Analysis of traffic to five sample websites found an overwhelming use of Microsoft's Internet Explorer (IE) web browser software, with versions 5 and 6 alone accounting for over 91 per cent of accesses.
It also emerged that more than five per cent of people accessing the websites were using older PC-based browsers with more limited functionality, such as versions 4 or earlier of IE and Netscape.
TV-based web browsers and internet kiosks, seen as a convenient way for citizens without internet access to use eGovernment services, accounted together for less than 0.04% of the accesses to government websites. Indeed, figures for web-enabled TVs may have been artificially inflated, given that one of the sample websites chosen was SomersetOnline, the website involved in a year-long trial into interactive TV with 700 set-top internet access boxes given free to local residents.

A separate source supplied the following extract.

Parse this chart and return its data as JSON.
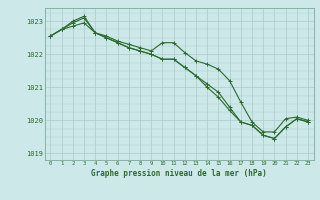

According to the report, one of the biggest problems for website designers is the need to ensure that web pages are rendered correctly by multiple browsers - work which adds an estimated 25 per cent, at least, onto site development costs.
To complicate matters, the Cabinet Office's e-Government Interoperability Framework - the technical specifications for government information systems - mandate support for versions 4 of IE and Netscape.
One option presented to the Government would be to drop support for these browsers and instead, make website developers produce sites which comply with standards laid down by the World Wide Web Consortium.
This would, however, positively exclude the significant numbers of users still using older browsers, in effect "forcing" them, as the report states, to "either upgrade, something they might be unwilling or unable to do, or to accept [a] more limited website experience."
Instead the report recommends that support is continued in the short term, with a further report to evaluate usage levels to be carried out in 18 months' time.
Discussing the report in June, the Office of the e-Envoy's high-level Interoperability Working Group looked at the cost impact of trying to satisfy this five per cent of users. The minutes note only that "good design was suggested as the means to enable comprehensive access."